November 18, 1988: Aircraft Launch Interface Computer Testing

  • Published
  • Air Force Flight Test Center

The F-16 Combined Task Force conducted its first launch of a high speed antiradiation missile by means of the aircraft launch interface computer (ALIC) with AGM-65 Maverick missile software. This versatility indicated that the F-16 could perform a close air support (CAS) mission.

The LAU-118/A missile launcher is used to launch the AGM-88 HARM anti-radiation missile from aircraft such as the F-16 and F/A-18. The LAU-118/A provides the mechanical and electrical interface between the aircraft and the AGM-88A HARM missile. The LAU-118/A is delivered to the organizational level mated to the HARM missile as a preloaded accessory suspension equipment combination which is then attached to the aircraft's parent bomb rack. In a typical installation on the F/A-18, that LAU-118/A launcher is attached to a BRU-32/A bomb rack, with the LAU-118 providing the umbilical interface between the aircraft and the HARM. Through this connection the HARM communicates with the aircraft's radar warning equipment and the system's dedicated launch computer via the aircraft's MIL-STD-1553B digital databus. The LAU-118/A can be configured with either 14- or 30-inch suspension.
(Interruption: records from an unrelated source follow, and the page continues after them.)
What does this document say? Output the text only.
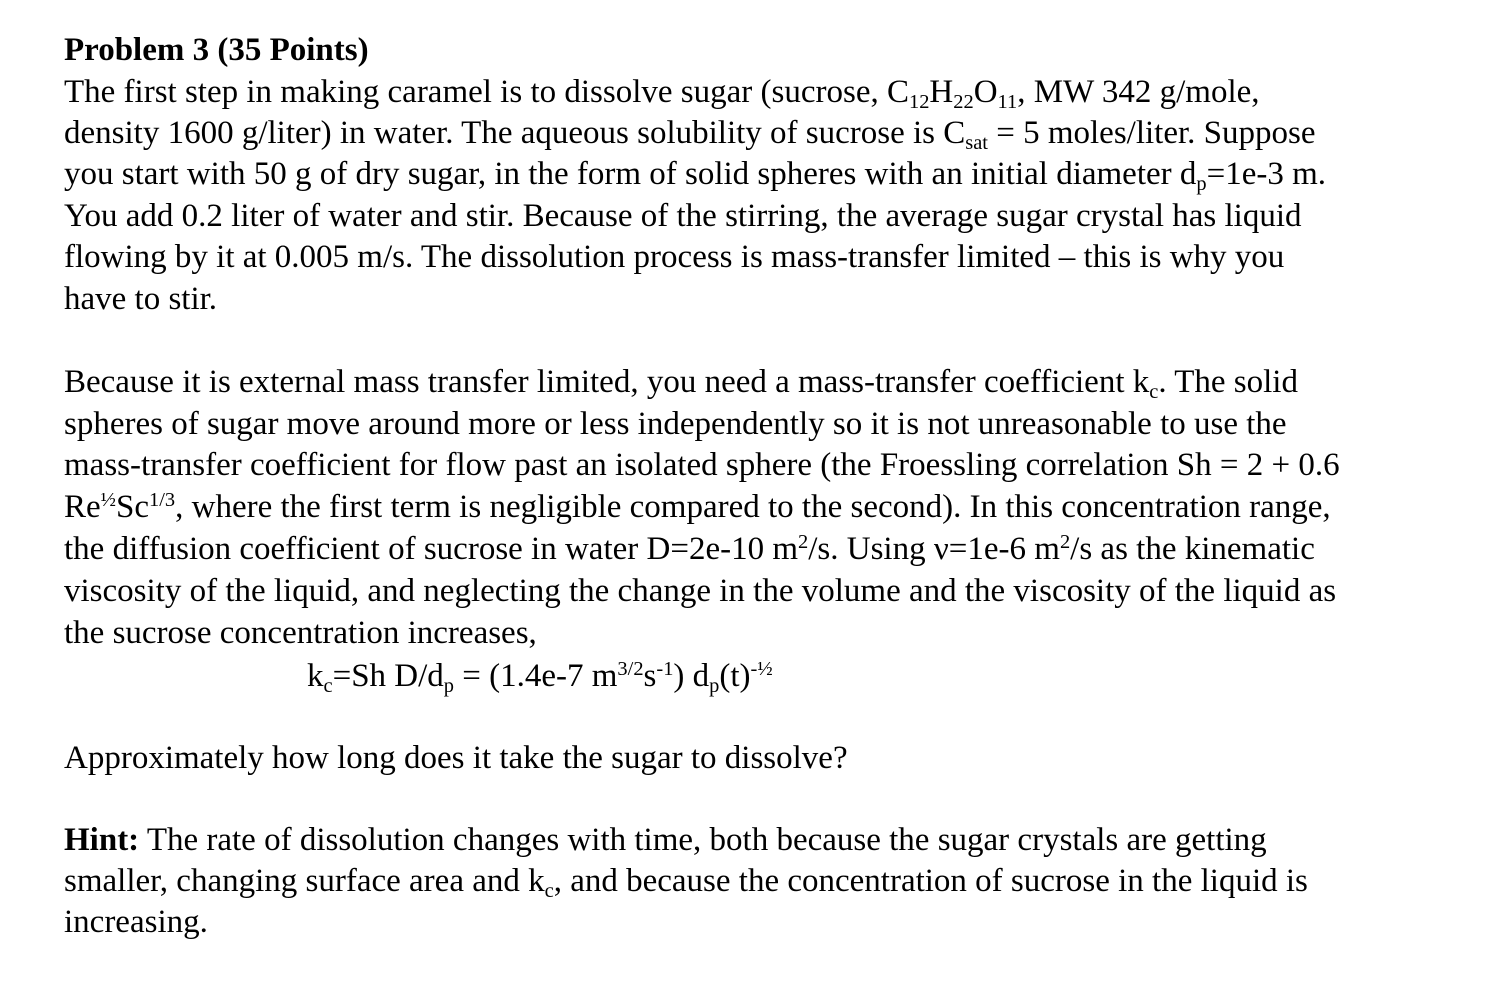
Problem 3 (35 Points)
The first step in making caramel is to dissolve sugar (sucrose, $C_{12}H_{22}O_{11}$, MW 342 g/mole,
density 1600 g/liter) in water. The aqueous solubility of sucrose is $C_{sat} = 5$ moles/liter. Suppose
you start with 50 g of dry sugar, in the form of solid spheres with an initial diameter $d_p=1e-3$ m.
You add 0.2 liter of water and stir. Because of the stirring, the average sugar crystal has liquid
flowing by it at 0.005 m/s. The dissolution process is mass-transfer limited – this is why you
have to stir.
Because it is external mass transfer limited, you need a mass-transfer coefficient $k_c$. The solid
spheres of sugar move around more or less independently so it is not unreasonable to use the
mass-transfer coefficient for flow past an isolated sphere (the Froessling correlation Sh = 2 + 0.6
$Re^{\frac{1}{2}}Sc^{1/3}$, where the first term is negligible compared to the second). In this concentration range,
the diffusion coefficient of sucrose in water D=2e-10 $m^2/s$. Using ν=1e-6 $m^2/s$ as the kinematic
viscosity of the liquid, and neglecting the change in the volume and the viscosity of the liquid as
the sucrose concentration increases,
$k_c=Sh$ $D/d_p = (1.4e-7$ $m^{3/2}s^{-1}$) $d_p(t)^{-\frac{1}{2}}$
Approximately how long does it take the sugar to dissolve?
Hint: The rate of dissolution changes with time, both because the sugar crystals are getting
smaller, changing surface area and $k_c$, and because the concentration of sucrose in the liquid is
increasing.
The Navy LAU-118(V)1/A launcher provides the mechanical and electrical interface between the AGM-88A/B High Speed Anti-Radiation Missile (HARM) and aircraft. It is a single rail launcher modified from the AERO-5B-1 series. A unique mechanical configuration prohibits installation of the HARM missile on an unmodified AERO-5 launcher. The Navy LAU-118(V) 1/A is electrically different than the Air Force LAU-118(V)2/A launcher and is not interchangeable.  The AERO-5B-1 and LAU-118 series rail launchers are used to launch the AGM-45 SHRIKE anti-radiation missile. They provide the electrical and mechanical interface between the SHRIKE guided missile and the launch aircraft.